Dijkstra’s Algorithm — Weighted Shortest Paths
Move beyond unweighted graphs by mastering Dijkstra’s priority-queue based approach to shortest paths with non-negative weights.
Problem Statement
Learn how to compute the shortest distance from a single source to all other nodes in a weighted graph with non-negative edges using Dijkstra’s algorithm.
Why This Problem Matters
- Interviewers love asking for “shortest travel time” or “cheapest flight” variations where BFS no longer works.
- Dijkstra’s algorithm shows comfort with priority queues and greedy correctness proofs.
- Understanding relaxation steps prepares you for Bellman-Ford and A* upgrades.
Thought Process
Initialise distances and frontier
Start with distance[source] = 0 and infinity elsewhere. A min-heap delivers the next best candidate.
Relax edges greedily
When you pop a node, the current distance is final. Relaxing neighbors may shorten their known distances.
Guard against stale heap entries
Skip processing when the extracted distance is greater than the recorded best to keep runtime tight.
Step-by-Step Reasoning
- Seed a min-heap with [0, source] and a distance map defaulting to Infinity.
- Pop the closest node. If this distance is stale, continue.
- For each neighbor, compute candidate distance = current + weight.
- If candidate improves the recorded distance, update and push into the heap.
Dry Run
Graph edges: A→B(4), A→C(2), C→B(1), B→D(5), C→D(8)
Distances settle as A:0, C:2, B:3, D:8. Dijkstra explores in the order A, C, B, D.
Weighted grid where movement costs vary
Convert grid cells to nodes. Dijkstra ensures the first time you reach the finish you have the minimal accumulated cost.
Complexity Analysis
Time
O(E log V)
Space
O(V)
Why
Each edge relaxation costs a heap push (log V) and each vertex may be inserted multiple times, but at most once per improved distance.
Annotated Solution
import java.util.*;
public class ShortestPath {
private static class NodeState {
final int node;
final int dist;
NodeState(int node, int dist) {
this.node = node;
this.dist = dist;
}
}
public static Map<Integer, Integer> dijkstra(Map<Integer, List<int[]>> adjList, int source) {
Map<Integer, Integer> distances = new HashMap<>();
for (Integer node : adjList.keySet()) {
distances.put(node, Integer.MAX_VALUE);
}
distances.put(source, 0);
PriorityQueue<NodeState> minHeap =
new PriorityQueue<>(Comparator.comparingInt(state -> state.dist));
minHeap.offer(new NodeState(source, 0));
while (!minHeap.isEmpty()) {
NodeState current = minHeap.poll();
if (current.dist > distances.getOrDefault(current.node, Integer.MAX_VALUE)) {
continue;
}
for (int[] edge : adjList.getOrDefault(current.node, Collections.emptyList())) {
int neighbor = edge[0];
int weight = edge[1];
int candidate = current.dist + weight;
if (candidate < distances.getOrDefault(neighbor, Integer.MAX_VALUE)) {
distances.put(neighbor, candidate);
minHeap.offer(new NodeState(neighbor, candidate));
}
}
}
return distances;
}
}Most runtimes provide a priority queue; on LeetCode you can import one or write a simple binary heap.
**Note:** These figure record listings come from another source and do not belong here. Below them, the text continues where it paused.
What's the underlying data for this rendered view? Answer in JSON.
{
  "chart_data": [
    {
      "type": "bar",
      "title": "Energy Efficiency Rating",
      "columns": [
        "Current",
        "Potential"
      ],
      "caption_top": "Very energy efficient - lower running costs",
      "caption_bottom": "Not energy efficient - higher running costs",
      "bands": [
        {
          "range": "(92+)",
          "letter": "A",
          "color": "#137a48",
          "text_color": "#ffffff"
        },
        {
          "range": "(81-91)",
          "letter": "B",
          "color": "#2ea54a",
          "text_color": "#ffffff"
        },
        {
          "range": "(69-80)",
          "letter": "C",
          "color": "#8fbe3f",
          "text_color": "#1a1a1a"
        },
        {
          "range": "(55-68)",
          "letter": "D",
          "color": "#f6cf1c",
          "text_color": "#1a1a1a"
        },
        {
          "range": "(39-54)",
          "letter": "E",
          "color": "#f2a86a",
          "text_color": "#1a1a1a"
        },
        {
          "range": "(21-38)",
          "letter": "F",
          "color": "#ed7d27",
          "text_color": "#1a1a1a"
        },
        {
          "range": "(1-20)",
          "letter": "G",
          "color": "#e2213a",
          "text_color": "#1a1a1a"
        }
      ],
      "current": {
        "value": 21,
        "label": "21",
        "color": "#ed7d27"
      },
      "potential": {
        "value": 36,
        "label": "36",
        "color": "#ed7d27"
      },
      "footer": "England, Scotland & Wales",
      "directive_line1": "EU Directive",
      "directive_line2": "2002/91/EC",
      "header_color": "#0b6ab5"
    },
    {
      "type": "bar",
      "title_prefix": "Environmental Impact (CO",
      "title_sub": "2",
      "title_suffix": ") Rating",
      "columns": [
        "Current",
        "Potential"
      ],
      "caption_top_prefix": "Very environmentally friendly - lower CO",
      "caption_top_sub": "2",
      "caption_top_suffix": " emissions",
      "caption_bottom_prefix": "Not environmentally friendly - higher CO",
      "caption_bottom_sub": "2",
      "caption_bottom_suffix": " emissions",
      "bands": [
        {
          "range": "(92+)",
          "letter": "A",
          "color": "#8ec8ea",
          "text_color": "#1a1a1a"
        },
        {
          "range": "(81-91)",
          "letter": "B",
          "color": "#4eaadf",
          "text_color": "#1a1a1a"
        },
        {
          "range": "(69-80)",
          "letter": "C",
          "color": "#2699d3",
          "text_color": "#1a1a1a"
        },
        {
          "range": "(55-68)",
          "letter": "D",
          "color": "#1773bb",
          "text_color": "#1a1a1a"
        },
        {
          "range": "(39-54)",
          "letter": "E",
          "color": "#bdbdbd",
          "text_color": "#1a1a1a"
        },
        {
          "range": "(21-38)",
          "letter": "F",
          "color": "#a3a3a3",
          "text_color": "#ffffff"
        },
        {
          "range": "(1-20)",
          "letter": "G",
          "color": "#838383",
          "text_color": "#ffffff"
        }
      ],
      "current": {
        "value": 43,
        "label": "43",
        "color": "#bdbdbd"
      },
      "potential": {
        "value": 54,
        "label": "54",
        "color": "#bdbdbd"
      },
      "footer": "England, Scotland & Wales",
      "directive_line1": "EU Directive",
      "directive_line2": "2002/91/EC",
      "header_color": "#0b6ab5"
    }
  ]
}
The skip-on-stale check keeps complexity optimal.
Common Pitfalls
- Forgetting to skip stale heap entries can balloon runtime.
- Using Dijkstra on graphs with negative edges yields incorrect answers; you need Bellman-Ford instead.
- Neglecting to initialise distances for every node leads to undefined results for disconnected components.
Follow-Up Questions
- Optimise using a Fibonacci heap (rare in interviews, but worth noting for theoretical completeness).
- Describe how to handle multiple sources by seeding the heap with each source at distance 0.
- Upgrade to A* by adding a heuristic to the priority and justify admissibility.